Der Gang, der sich vor ihm erstreckte, wirkte, als wäre er mit grobem Gerät wie ein Bergwerksstollen in den Stein getrieben worden. Pechschwarze, unebene Wände verliefen in unregelmäßigen Abständen zueinander. Auch die Deckenhöhe veränderte sich, und er musste die Hand nach oben strecken, um nicht Gefahr zu laufen, gegen einen Vorsprung zu stoßen.
Der Boden unter seinen Füßen fühlte sich merkwürdig an. Er federte beim Gehen leicht nach wie ein Waldweg, und als Leon sich hinkniete, konnte er etwas Erde lösen. Die Strecke verlief abschüssig, was das unangenehme Gefühl verstärkte, sich einer Unterwelt zu nähern, die man besser nicht betreten sollte.

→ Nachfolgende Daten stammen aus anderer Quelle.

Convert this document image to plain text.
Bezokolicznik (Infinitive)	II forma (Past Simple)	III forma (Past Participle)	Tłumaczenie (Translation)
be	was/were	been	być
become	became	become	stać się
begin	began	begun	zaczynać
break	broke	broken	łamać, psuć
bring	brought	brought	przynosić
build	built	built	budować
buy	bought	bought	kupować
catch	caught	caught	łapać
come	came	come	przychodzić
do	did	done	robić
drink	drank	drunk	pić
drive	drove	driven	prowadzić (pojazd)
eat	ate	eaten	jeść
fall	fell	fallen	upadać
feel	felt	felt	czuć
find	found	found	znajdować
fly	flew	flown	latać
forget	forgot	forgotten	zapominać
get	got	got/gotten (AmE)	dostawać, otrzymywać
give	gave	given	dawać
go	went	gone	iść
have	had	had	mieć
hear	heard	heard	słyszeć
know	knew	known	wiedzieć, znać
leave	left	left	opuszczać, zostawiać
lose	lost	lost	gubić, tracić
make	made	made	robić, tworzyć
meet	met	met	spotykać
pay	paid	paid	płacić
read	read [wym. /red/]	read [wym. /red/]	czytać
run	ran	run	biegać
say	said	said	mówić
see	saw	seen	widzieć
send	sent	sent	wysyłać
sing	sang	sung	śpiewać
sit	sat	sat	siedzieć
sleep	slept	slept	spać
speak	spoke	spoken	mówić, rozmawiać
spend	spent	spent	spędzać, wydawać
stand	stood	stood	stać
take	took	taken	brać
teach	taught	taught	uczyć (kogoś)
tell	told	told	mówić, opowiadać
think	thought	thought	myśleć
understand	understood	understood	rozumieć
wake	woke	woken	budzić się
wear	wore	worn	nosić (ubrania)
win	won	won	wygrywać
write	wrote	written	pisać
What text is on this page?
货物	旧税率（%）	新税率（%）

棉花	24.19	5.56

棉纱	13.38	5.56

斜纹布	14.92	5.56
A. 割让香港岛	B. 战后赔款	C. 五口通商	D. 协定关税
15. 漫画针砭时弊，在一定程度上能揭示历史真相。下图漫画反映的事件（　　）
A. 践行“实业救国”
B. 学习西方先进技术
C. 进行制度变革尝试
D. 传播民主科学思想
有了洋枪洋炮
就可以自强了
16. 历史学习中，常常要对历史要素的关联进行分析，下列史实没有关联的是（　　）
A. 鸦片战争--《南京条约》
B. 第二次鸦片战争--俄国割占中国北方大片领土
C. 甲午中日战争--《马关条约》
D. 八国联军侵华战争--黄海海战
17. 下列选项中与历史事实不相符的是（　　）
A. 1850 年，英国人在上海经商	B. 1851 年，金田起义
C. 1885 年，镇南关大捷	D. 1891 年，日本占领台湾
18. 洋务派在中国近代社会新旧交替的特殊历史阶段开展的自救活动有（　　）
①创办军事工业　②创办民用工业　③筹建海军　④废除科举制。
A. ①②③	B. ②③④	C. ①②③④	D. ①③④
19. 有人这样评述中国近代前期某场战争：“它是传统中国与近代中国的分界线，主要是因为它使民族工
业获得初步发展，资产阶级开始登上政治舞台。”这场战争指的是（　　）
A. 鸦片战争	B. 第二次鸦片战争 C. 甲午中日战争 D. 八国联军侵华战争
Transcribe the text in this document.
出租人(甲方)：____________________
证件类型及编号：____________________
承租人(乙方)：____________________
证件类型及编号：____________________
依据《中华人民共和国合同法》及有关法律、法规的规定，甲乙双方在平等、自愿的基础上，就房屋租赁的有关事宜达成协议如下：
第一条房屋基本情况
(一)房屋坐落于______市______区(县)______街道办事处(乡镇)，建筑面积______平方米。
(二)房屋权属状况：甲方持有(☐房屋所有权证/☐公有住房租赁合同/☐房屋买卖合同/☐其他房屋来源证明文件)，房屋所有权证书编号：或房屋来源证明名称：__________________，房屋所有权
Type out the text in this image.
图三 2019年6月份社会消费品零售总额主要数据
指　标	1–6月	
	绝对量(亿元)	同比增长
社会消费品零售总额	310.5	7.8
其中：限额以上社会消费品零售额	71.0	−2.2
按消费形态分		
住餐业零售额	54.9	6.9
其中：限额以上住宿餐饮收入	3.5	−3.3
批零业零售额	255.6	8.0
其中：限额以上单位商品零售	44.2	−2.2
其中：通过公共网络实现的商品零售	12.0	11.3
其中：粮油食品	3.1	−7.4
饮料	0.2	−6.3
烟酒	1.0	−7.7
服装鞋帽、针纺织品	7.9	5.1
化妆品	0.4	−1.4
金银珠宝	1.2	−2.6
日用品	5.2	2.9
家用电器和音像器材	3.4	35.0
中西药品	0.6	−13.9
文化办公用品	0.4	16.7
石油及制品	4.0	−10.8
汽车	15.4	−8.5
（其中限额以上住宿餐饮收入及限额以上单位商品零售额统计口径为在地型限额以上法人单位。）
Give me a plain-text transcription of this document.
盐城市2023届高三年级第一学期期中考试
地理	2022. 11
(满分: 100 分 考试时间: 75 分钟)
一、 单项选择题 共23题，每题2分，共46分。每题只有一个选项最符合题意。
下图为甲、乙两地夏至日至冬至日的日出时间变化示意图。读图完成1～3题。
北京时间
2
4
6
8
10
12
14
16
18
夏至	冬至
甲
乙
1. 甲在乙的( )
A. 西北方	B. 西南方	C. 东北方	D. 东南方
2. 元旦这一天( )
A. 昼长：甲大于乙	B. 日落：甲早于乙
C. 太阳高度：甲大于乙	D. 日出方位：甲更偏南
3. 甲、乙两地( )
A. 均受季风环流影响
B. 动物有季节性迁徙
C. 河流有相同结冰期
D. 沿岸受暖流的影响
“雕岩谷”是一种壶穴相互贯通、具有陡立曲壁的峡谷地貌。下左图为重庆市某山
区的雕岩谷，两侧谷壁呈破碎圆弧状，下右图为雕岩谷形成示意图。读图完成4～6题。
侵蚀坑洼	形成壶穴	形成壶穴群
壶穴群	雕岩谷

Mit jedem Schritt wuchs Leons Anspannung, die mittlerweile so heftig war, dass er sich einbildete, eine feine Vibration zu verspüren, die sich im gesamten Körper ausbreitete.
Er war kein Klaustrophobiker, aber im Augenblick konnte er sich sehr gut in Menschen hineinversetzen, die enge Räume mieden. Wann immer das Handy aussetzte und er für den Bruchteil einer Sekunde in kompletter Finsternis stand, war es, als schlage ihm die Dunkelheit ins Gesicht. Dann spürte er das Herz in der Brust hämmern, hörte das Blut in den Adern rauschen und fühlte, wie sein Mund trocken wurde.
»Natalie?«, rief er zaghaft, als er am Ende des Gangs angelangt war und vor einer Gabelung stand. Den Namen seiner Frau zu rufen hatte vermutlich ähnlich geringe Erfolgsaussichten, wie das Tunnelsystem hier unten auf eigene Faust zu erkunden. Aber was sollte er sonst tun? Zurückgehen? Nach oben? Volwarth anrufen? Oder die Hausverwaltung?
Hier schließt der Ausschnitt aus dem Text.